Sammy shifted to sit sideways in his seat, kicking at the table legs lightly, not enough to shake the table. “Well, you can do that, sure, but me?” He waved at himself, then. “I don’t scare anyone, I just unnerve them by staring. Don’t think it would work for me so good.”
"Nah, you don't look to unnervin'. Kinda adorable, really." Sasha smirked and reached out to pat Sammy's cheek, an almost unconscious gesture for the werewolf. Physical touches reinforced verbal communication for him, it was just how he did things.
“Sure, sure, take away my one possibly threatening attribute. Thanks.” Thanks to Herbert and his almost constant patting and sniffing and one armed hugs, Sammy didn’t pull back away from the touch. Instead he just pretended to pout. “Now I have to figure out if I ever look threatening.”
"The pout is threatening to make me go 'aw, how cute', does that count?" Sasha grinned, not letting up on his teasing. It was the competitive side of a werewolf that did it, he'd been embarrassed earlier, it restored his sense of self to tease Sammy back. His expression wasn't vindictive, but he wasn't going to give Sammy a pass either.
There was a few seconds when Sammy didn’t answer, lost in ‘contemplation’ of Sasha’s question, but then he shook his head, curls brushing against his neck before he pushed them out of his way. “No.” He finally said, rolling his eyes though not really annoyed. “That’s not the same at all.”
"Well, that's our number." Sasha laughed and stood up, gesturing for Sammy to come along. "Let's finally eat somethin, eh?" His stomach growled, rather conveniently counterpointing his comment. "How do you sign, 'I'm fuckin' starvin here'?"
Sammy’s hands moved in practically a blur as he signed the requested words, and then he slowed them down, making it easier to see the motions as he followed after Sasha. “But, uh, don’t actually do that.
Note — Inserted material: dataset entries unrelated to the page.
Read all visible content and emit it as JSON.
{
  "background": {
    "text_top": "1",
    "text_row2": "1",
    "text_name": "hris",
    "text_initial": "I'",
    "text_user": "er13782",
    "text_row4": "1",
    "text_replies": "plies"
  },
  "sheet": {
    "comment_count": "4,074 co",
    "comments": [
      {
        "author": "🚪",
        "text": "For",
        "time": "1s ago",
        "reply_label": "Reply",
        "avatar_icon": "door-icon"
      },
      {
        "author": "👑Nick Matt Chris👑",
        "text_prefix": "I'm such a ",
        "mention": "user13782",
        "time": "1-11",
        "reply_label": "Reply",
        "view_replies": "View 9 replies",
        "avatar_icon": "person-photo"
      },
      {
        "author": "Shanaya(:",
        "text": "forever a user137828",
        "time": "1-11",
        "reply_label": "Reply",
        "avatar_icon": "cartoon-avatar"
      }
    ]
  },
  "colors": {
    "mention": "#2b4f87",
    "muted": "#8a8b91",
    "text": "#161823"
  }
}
The cashier in the middle knows sign.” And she was a nice old lady, too, so it wouldn’t do to shock her because then they’d both be feeling bad. “Geo and I found that out last time we were here.”
Sasha laughed at that, nodding and patting Sammy on the shoulder, another affectionate gesture. "Thanks for the warning, I'd hate to get kicked out of another good place. Remind me to tell you about the time I ticked off a whole place called Clarke's, back on Belmont street." He walked up to the register with Sammy in tow, dropping the two stubs down on the counter.
“Will next time, when I don’t have to get back to the house,” Sammy agreed, “But if I take much longer, Marek’s gonna come searching for me, and…” He aimed a smile at the woman behind the counter, signing a quick hello. “I don’t want that. Ever.”
"I understand. But if you ever need a place to crash that he prolly can't track you down at, even just for a night...I got a comfy couch." Sasha shrugged, and looked up at the menu, squinting at the prices and trying to figure out what he wanted. "Okay, let's start with three chili dogs and the largest soda you can legally serve me."
Sammy stared at Sasha, shaking his head and trying his best not to laugh. “Heartburn, here he comes.”